I'm dropping an SR20DET into my 96 200SX. I'm looking for an intercooler, and I'm thinking about going with Greddy. Any suggestion's on what intercooler to use that will fit?


----------



## Joel (Jun 11, 2003)

I dont know if any company makes direct fit kits for the 200sx. Take off the front bar, measure it up and then buy a generic cooler to fit. Take it to a engineer or fabricator and get them to weld mounting brackets on the the cooler and custom piping too.
The most common size seems to be 600x300x75

If you really want to go a name brand HKS are good (and not too expensive)


----------



## holy200sx (Jan 8, 2003)

correction.. they make a intercooler kit.. hotshot!.. 1300$ ithink.. with bov, and all the goodies.. check out there site


----------



## James (Apr 29, 2002)

I think Joel is thinking Aussie 200sx... that's our 240 I believe...


----------



## 200SE (Dec 18, 2002)

jgycustoms.com sells the HS intercooler kit, but a couple of my buddies are using starion intercoolers w/ custom piping and it's working out pretty well for them. Hope this helps.


----------



## Guest (Jul 10, 2003)

Forge Motorsports makes a dope front mount that is perfect for a 200sx...I believe JGYcustoms sells them


----------



## javierb14 (Jul 9, 2002)

my old b14....20*3*8 in core....lil bigger with endtanks. u might want to route the piping differently though...i was able to get away with this method since it was 2.0 in tight radius bends.

core on bottom



























240 FMIC pic (blurry)


----------



## Matt4Nissan (Jul 2, 2002)

It's MUCH cheaper to make a FMIC yourself. Find a nice core, a lot of people like the forge unit since it fits well.

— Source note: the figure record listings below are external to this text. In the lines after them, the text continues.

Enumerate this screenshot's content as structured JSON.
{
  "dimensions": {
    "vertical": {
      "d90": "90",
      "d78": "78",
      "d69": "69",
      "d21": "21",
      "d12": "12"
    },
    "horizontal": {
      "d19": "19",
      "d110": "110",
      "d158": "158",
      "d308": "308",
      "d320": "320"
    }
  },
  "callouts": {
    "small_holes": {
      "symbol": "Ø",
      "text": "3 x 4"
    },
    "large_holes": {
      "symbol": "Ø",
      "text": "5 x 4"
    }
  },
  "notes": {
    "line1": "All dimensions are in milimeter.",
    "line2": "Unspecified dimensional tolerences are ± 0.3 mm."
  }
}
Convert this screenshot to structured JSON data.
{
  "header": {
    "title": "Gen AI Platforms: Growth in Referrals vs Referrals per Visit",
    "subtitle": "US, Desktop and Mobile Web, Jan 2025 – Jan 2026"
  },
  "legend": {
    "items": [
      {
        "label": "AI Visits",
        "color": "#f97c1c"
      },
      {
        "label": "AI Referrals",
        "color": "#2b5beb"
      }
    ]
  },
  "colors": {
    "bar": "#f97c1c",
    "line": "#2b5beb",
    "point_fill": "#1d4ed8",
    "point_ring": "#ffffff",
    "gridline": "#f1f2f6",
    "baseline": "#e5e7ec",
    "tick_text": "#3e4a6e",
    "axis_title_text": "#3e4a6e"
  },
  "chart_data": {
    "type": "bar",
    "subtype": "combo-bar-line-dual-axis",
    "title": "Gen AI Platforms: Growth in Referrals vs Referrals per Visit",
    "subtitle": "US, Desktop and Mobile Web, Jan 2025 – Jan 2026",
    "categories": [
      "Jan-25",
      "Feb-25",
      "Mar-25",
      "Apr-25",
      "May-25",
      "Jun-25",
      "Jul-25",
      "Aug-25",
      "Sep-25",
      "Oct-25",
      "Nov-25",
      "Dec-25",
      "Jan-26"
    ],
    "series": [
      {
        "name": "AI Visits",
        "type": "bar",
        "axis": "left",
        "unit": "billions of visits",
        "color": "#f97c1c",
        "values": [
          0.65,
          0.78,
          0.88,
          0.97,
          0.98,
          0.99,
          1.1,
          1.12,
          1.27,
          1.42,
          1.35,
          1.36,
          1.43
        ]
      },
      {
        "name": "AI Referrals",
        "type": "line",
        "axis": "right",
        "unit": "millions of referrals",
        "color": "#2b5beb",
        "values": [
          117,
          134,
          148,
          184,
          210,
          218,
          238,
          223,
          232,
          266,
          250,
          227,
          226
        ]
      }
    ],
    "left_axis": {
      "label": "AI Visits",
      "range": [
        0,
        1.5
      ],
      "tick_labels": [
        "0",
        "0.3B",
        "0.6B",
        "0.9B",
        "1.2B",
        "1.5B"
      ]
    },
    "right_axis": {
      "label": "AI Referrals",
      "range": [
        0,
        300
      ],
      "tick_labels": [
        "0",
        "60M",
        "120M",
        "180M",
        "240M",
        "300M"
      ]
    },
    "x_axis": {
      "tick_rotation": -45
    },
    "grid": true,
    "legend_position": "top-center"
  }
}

Call JC whitney, and order 4 180* U bends. Take your time, and fabricate it yourself. It's not that hard.

Check out http://www.floridasr20s.com Serban did a write up on fabricating your own piping.


----------



## Matt4Nissan (Jul 2, 2002)

*Before I painted it.*


----------



## Fast91SER (Jul 2, 2002)

I agree with Matt, its foolish to buy some expensive pipes when its so easy to make something so basic. If you're not afraid of a little work, do it yourself.


----------



## 93det (Oct 2, 2002)

I got my intercooler from a junkyard for 60 bucks. Polished it, picked up a couple of ubends from a local header shop and pow! intercooler kit less than $200.00. (hint) most custom header shops will have piles of leftover pipes that they will sell for a fraction of what sk speed wants.


----------